- Un livre
JB Hanak – Sales Chiens

Tu lis 50 pages, tu le refermes et tu es toujours dedans. Ça part pas. T’as beau être chez toi au chaud à faire ta vie, ta tête continue de se cailler le cul sur une station service à attendre celui qui a toujours pas fini de pisser, à vouloir gratter une clope alors que t’as arrêté depuis 10 ans.
Les sorties du narrateur sur le monde de la musique et le rapport qu’il entretient avec lui sont les plus arrêtées et lumineuses possibles. Comme elle sont rares, tu voudrais bien un livre fait uniquement de ces sentences définitives (sur les labels, les promoteurs, l’argent, les flics, les chiens et tout le reste).

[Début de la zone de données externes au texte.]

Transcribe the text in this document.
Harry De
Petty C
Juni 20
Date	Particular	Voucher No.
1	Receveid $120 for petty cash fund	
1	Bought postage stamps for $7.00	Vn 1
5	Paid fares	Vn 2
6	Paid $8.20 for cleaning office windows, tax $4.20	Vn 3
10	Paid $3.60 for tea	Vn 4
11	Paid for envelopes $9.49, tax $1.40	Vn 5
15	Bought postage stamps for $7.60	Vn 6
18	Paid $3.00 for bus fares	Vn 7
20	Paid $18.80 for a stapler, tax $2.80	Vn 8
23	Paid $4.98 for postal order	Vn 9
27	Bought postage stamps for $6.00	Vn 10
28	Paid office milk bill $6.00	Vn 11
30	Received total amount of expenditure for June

Tu as envie de prendre tous les personnages dans tes bras (sauf celui qui se lave pas) alors même qu’il y a de quoi se poser deux fois la question. C’est assez prodigieux de réussir à écrire un récit de tournée musicale aussi sale, poisseux, dangereux et écœurant sans surenchère, juste en montrant ce qu’il se passe et qui sont les gens. C’est triste à mourir et plein d’amour en même temps.
- Un concert
Plein Soleil, Romain de Ferron, Xaxi au Zorba – 24/11/21

Normalement quand tu vois trois concerts d’affilée, tu ressors avec une petite préférence. Hier, non. C’était au Zorba et ça commençait par le live de Xaxi (Clarice Calvo-Pinsolle et Bear Bones, Lay Low). Une petite troupe se répartissait autour d’eux, qui étaient assis-se sur des chaises en plastique face à une table pleine de machines. Il y avait un truc à la fois léger et sérieux dans la longue piste en continu qui se déroulait. Des pulsations irrégulières, une symphonie de crissements presque doux et des mélodies lointaines qui semblent sortir d’une vieille armoire. C’est du drone plein de bulles, avec de l’eau au milieu qui fait comme une rivière, qui coule parmi des fréquences, crée des remous et roule sur les cailloux.

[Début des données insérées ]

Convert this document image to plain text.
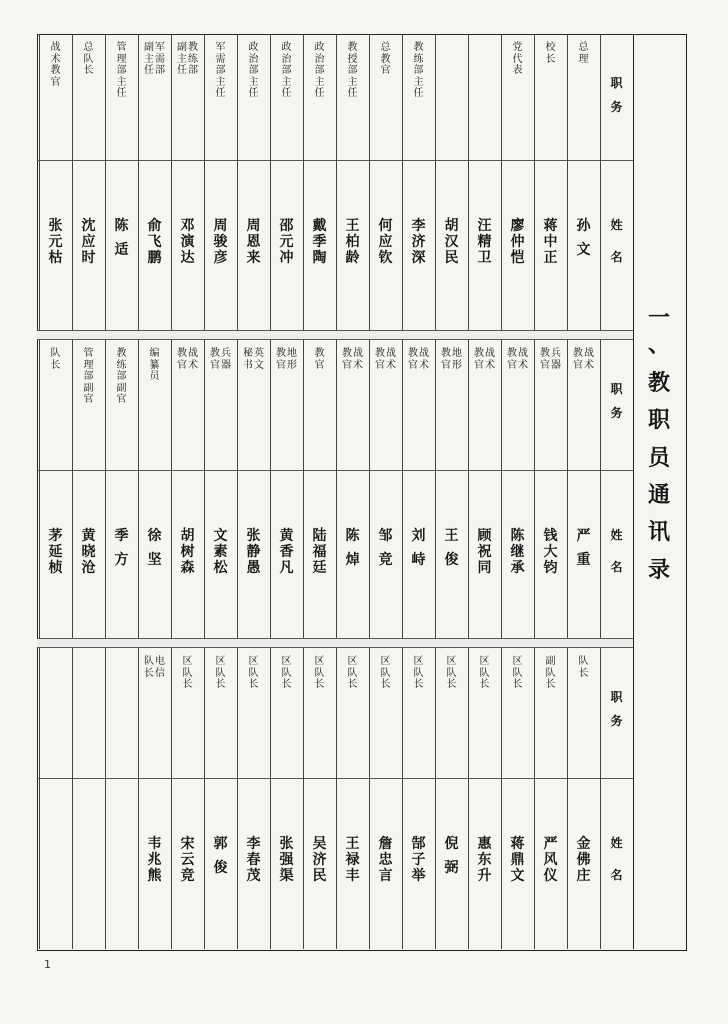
一
、
教
职
员
通
讯
录
职
务
姓
名
总
理
孙
文
校
长
蒋
中
正
党
代
表
廖
仲
恺
汪
精
卫
胡
汉
民
教
练
部
主
任
李
济
深
总
教
官
何
应
钦
教
授
部
主
任
王
柏
龄
政
治
部
主
任
戴
季
陶
政
治
部
主
任
邵
元
冲
政
治
部
主
任
周
恩
来
军
需
部
主
任
周
骏
彦
教
练
部
副
主
任
邓
演
达
军
需
部
副
主
任
俞
飞
鹏
管
理
部
主
任
陈
适
总
队
长
沈
应
时
战
术
教
官
张
元
枯
职
务
姓
名
战
术
教
官
严
重
兵
器
教
官
钱
大
钧
战
术
教
官
陈
继
承
战
术
教
官
顾
祝
同
地
形
教
官
王
俊
战
术
教
官
刘
峙
战
术
教
官
邹
竞
战
术
教
官
陈
焯
教
官
陆
福
廷
地
形
教
官
黄
香
凡
英
文
秘
书
张
静
愚
兵
器
教
官
文
素
松
战
术
教
官
胡
树
森
编
纂
员
徐
坚
教
练
部
副
官
季
方
管
理
部
副
官
黄
晓
沧
队
长
茅
延
桢
职
务
姓
名
队
长
金
佛
庄
副
队
长
严
风
仪
区
队
长
蒋
鼎
文
区
队
长
惠
东
升
区
队
长
倪
弼
区
队
长
郜
子
举
区
队
长
詹
忠
言
区
队
长
王
禄
丰
区
队
长
吴
济
民
区
队
长
张
强
渠
区
队
长
李
春
茂
区
队
长
郭
俊
区
队
长
宋
云
竞
电
信
队
长
韦
兆
熊
1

Ensuite Plein Soleil (Jonathan Grandcollot) c’est dans la salle qu’il créé du mouvement. Ça dansait tout le long dans la cave alors qu’on était une grosse poignée, une impression de soirée chez des potes (on tient pas à beaucoup de toute façon). Lui c’est l’homme-orchestre qui cumule machines et batterie, ça part en explosions polyrythmiques, transe collective au fond des bois. Sans mélodie ou presque, il arrive à faire égrener les instants qui enfument la tête et mettent le corps hors de contrôle. Que des tubes, je déconne pas.
Et enfin, Romain de Ferron. C’était tellement bien. C’est toujours important la dualité entre le sombre et le lumineux qui se créé à l’intérieur même de la musique. Romain fait ça d’une façon que je n’avais pas souvent entendue. Tous ses morceaux sont construits sur une alternance de phases très calmes et de montées en intensité. Les mélodies sont des boucles élémentaires qui ont une sonorité translucide et surannée de boîte à musique. C’est coloré, joyeux et simple jusqu’à ce que ça ne le soit plus du tout. La petite ritournelle devient une bande-originale de train fantôme. Comme si les wagonnets s’étaient mis à rouler à l’envers et emprisonnaient les visiteurs dans une maison hantée qui n’a plus rien d’une attraction. Et puis soudain tout s’arrête, la boîte à musique revient et on ne garde dans la tête qu’un éclat de cauchemar. Et on veut tout de suite recommencer.